When I’m writing ABAP code, I’m happy to trade away performance of the code for ease of maintenance. I don’t use pointers (field symbols) to loop over data that I do not intend to change, because some fool could come along later and accidentally do just that. If I instead use a work area, there isn’t that risk.
So in some respects I already do work that makes the solution slower to ensure lower risk, so shouldn’t I just do the CSRF thingy?
However, it is the reason for the risk – I don’t trust that the people maintaining the code after I leave will understand what I have done in my implementation of CSRF protection and won’t make a mistake. Even if I’m using UI5 in my application to update my SAP system, will they remember to call the refreshSecurityToken method every time before a PUT, POST or DELETE? Will they test it? Will they let the session expire in the testing so that they actually need to call the refreshSecurityToken method? I really hope so, but I doubt it. I see applications going into error and data not being updated when it should have been, because of “needless” CSRF protection.
So what I see is this: Security in enterprise is paramount, Gateway is enterprise software, it needs to be secure. So SAP made it so, even if it hasn’t really made a big difference or fixed any known security holes. But, “just in case”. However, custom code (and even standard code 😉 ) will have bugs, ones that rely on sessions timing out are particularly hard to test and will get through. The risk to your Gateway based mobile app is greater by having CSRF protection enabled than it is to your data being maliciously hacked through zero-day exploits. But I guess it depends on what that data is 🙂 .
</rant>
OK, one final bit…
<rant>
Given that I might not actually be using my Gateway for a UI app but for machine to machine transactions, would it PLEASE be possible that if I provide a valid authentication header in the PUT/POST/DELETE that we ignore the CSRF thingy? If I can somehow come up with a valid auth header, then we aren’t protecting anything with a CSRF token, we’re just making transactions slower by requiring multiple round trips that shouldn’t be needed.
</rant>
I feel better now. 🙂
Read how this discussion unfolds over at SCN…

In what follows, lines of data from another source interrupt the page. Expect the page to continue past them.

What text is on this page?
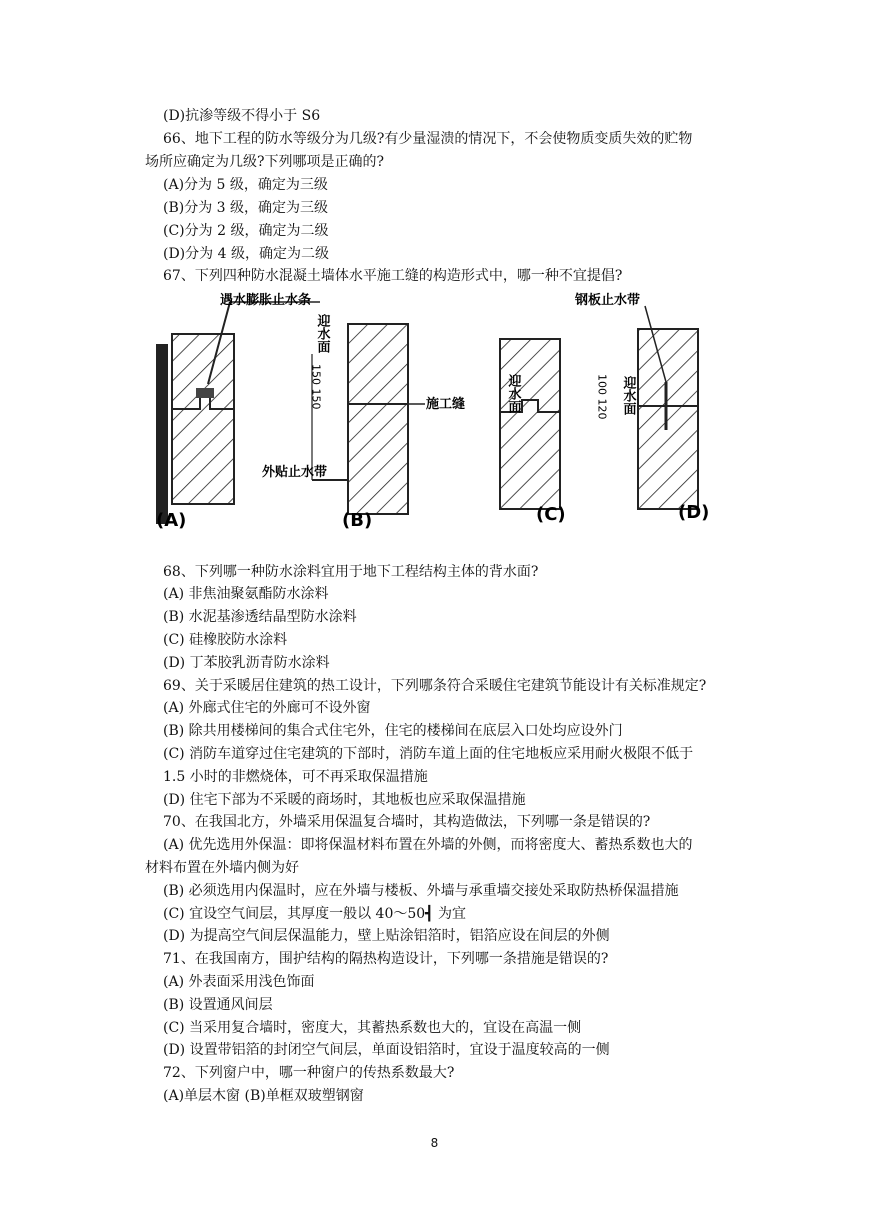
(D)抗渗等级不得小于 S6
66、地下工程的防水等级分为几级?有少量湿溃的情况下，不会使物质变质失效的贮物
场所应确定为几级?下列哪项是正确的?
(A)分为 5 级，确定为三级
(B)分为 3 级，确定为三级
(C)分为 2 级，确定为二级
(D)分为 4 级，确定为二级
67、下列四种防水混凝土墙体水平施工缝的构造形式中，哪一种不宜提倡?
遇水膨胀止水条
(A)
迎水面
150 150	施工缝
外贴止水带
(B)
迎水面
(C)
钢板止水带
100 120 迎水面
(D)
68、下列哪一种防水涂料宜用于地下工程结构主体的背水面?
(A) 非焦油聚氨酯防水涂料
(B) 水泥基渗透结晶型防水涂料
(C) 硅橡胶防水涂料
(D) 丁苯胶乳沥青防水涂料
69、关于采暖居住建筑的热工设计，下列哪条符合采暖住宅建筑节能设计有关标准规定?
(A) 外廊式住宅的外廊可不设外窗
(B) 除共用楼梯间的集合式住宅外，住宅的楼梯间在底层入口处均应设外门
(C) 消防车道穿过住宅建筑的下部时，消防车道上面的住宅地板应采用耐火极限不低于
1.5 小时的非燃烧体，可不再采取保温措施
(D) 住宅下部为不采暖的商场时，其地板也应采取保温措施
70、在我国北方，外墙采用保温复合墙时，其构造做法，下列哪一条是错误的?
(A) 优先选用外保温：即将保温材料布置在外墙的外侧，而将密度大、蓄热系数也大的
材料布置在外墙内侧为好
(B) 必须选用内保温时，应在外墙与楼板、外墙与承重墙交接处采取防热桥保温措施
(C) 宜设空气间层，其厚度一般以 40～50┫ 为宜
(D) 为提高空气间层保温能力，壁上贴涂铝箔时，铝箔应设在间层的外侧
71、在我国南方，围护结构的隔热构造设计，下列哪一条措施是错误的?
(A) 外表面采用浅色饰面
(B) 设置通风间层
(C) 当采用复合墙时，密度大，其蓄热系数也大的，宜设在高温一侧
(D) 设置带铝箔的封闭空气间层，单面设铝箔时，宜设于温度较高的一侧
72、下列窗户中，哪一种窗户的传热系数最大?
(A)单层木窗 (B)单框双玻塑钢窗
8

http://scn.sap.com/community/gateway/blog/2014/08/26/gateway-protection-against-cross-site-request-forgery-attacks#comment-611490
P.S. my last post from SCN comment thread as I think it’s an important summary:
The thing is, by not implementing CSRF protection, we aren’t making our services insecure. There are no known ways to use CSRF against Gateway currently.
There is the case of protection against unknown attacks, but is that worth the cost, risk, effort?
Not using CSRF protection does not mean you are making your service insecure. It just trading “just in case” against real life complexity, risk and cost.
Depending on the data concerned, that “just in case” might be worth it. It won’t always be.
Architects have a responsibility to their companies to balance these risks and decide. We have the responsibility to inform them clearly and not just pretend that security is the only and overwhelming factor to consider.
Sometimes we put security on a pedestal and everything has to be done to address it. But we should remember that everything should have a risk/reward curve and sometimes NOT coding for a security risk is actually less risk than coding for it.